I am a family law attorney also known as a divorce lawyer in the Rochester area of Oakland County Michigan.  In order to remain current regarding the law in my area of practice, I read every case decided by the Michigan Court of Appeals and the Michigan Supreme Court.  The Court of Appeals issued an unpublished opinion on July 19, 2012 which seems to be part of a trend towards the encouragement of divorce courts to grant or at least strongly consider joint physical custody of children.

 The Issue    

Should a “stay-at-home’ parent during the marriage have a stronger claim to primary physical custody of a child during or after a divorce?

 The Answer

In the case of Goble v Goble, Michigan Court of Appeals, Docket No 307614, July 19, 2012 (unpublished), there was one minor child, the mother stayed at home with the child and cared for the child and the household, while the father worked a full-time job outside of the home.

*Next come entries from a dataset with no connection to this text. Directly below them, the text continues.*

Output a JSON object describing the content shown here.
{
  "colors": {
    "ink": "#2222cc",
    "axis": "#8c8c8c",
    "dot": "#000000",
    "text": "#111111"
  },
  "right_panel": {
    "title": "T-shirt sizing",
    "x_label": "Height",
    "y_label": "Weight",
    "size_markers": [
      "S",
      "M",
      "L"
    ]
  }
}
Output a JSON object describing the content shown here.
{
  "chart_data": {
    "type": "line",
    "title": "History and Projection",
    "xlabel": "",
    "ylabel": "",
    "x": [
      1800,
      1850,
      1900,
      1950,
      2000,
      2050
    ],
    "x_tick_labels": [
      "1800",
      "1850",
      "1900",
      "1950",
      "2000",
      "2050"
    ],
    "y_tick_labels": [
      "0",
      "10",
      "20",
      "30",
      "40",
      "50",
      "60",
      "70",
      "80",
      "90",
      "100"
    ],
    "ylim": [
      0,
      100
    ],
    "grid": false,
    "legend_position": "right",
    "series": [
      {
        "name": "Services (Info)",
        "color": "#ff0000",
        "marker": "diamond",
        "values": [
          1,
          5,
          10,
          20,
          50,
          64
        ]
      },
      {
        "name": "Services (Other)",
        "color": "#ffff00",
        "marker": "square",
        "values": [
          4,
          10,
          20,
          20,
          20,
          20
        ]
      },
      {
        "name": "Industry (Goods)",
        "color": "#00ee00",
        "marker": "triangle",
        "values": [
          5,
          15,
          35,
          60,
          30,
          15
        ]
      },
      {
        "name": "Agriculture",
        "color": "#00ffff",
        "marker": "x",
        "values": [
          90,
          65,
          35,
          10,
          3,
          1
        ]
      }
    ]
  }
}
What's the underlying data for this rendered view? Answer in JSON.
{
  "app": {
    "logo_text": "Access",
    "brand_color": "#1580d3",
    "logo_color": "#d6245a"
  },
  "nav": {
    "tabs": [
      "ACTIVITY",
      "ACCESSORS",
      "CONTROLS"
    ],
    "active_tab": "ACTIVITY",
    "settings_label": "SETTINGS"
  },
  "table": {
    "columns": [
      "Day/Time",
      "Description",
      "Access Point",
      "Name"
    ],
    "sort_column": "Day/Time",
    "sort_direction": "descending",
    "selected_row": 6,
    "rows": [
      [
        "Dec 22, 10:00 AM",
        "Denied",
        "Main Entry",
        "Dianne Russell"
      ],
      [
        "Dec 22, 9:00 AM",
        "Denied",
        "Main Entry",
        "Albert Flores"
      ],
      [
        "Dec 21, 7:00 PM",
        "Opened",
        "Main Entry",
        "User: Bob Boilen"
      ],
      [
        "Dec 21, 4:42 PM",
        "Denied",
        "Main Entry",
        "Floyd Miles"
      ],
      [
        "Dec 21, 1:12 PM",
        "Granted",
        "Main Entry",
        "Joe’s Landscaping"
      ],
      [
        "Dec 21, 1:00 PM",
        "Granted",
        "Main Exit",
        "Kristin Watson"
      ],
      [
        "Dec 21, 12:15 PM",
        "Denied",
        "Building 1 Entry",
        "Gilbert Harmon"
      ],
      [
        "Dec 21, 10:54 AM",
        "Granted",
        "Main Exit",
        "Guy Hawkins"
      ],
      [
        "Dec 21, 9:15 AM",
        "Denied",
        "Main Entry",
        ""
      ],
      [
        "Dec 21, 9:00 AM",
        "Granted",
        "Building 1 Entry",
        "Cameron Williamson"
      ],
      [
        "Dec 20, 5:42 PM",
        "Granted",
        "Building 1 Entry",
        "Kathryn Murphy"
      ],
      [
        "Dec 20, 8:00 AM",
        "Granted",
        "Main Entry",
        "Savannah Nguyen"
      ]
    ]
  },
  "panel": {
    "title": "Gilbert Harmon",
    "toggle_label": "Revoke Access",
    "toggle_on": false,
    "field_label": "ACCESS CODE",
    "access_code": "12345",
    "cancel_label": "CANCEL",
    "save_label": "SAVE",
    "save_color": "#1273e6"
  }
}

 The divorce trial court entered an interim order at the beginning of the case which granted physical custody of the minor child to the mother while the father had parenting time on Wednesday, from 5:00 pm to 8:00 pm and Friday at 5:00 pm until Sunday at 6:00 pm every weekend.  At trial the court determined that there existed an established  custodial environment with only the mother and required the father to show by clear and convincing evidence that granting him custody was in the child’s best interests as described by statute in Michigan.

Whether an established custodial environment exists is an intense factual inquiry and the same is established if over an appreciable time the child naturally looks to that parent for guidance, discipline, the necessities of life and parental comfort.  It may exist with both parents where a child looks to both the mother and the father for these things.  The Court of Appeals stated that where the evidence supports an established custodial environment with both parents, then neither the mother nor the father’s custody may be disrupted except on a showing, by clear and convincing evidence that such a disruption is in the child’s best interests.

The appellate court found that the lower family law court did not make findings of fact to establish its conclusion that the environment existed only with the mother other than to point out that the mother stayed at home to care for the child and the father worked outside the home.  It then reversed the decision of the lower court and stated that the great weight of the evidence established that the minor child looked to both of the parents for guidance, discipline, the necessities of life and parental comfort.  It further found that the relationship, as established by the evidence, with both parents was marked by qualities of security, stability and guidance such that there was an established custodial environment with both parents.  Finally, the appellate court held that neither party could disrupt the other’s established custodial environment without showing by clear and convincing evidence that such a disruption was in the minor child’s best interests.  It then remanded the case back to the lower court for a custody finding in line with its rulings.

Summation

In this case it appears that what the court is saying is that the divorce court should have granted joint physical custody to the parents as neither could change the existing established custodial environment of the other based upon the facts of the case.  This appears to be part of a trend in Michigan where the court is no longer looking simply to which parent has been the primary care-provider for the child or children during the marriage and then granting that parent primary physical custody.  In most cases, other than the absentee type parent, a case can be made for an established custodial environment which would then lead to a strong case for joint physical custody.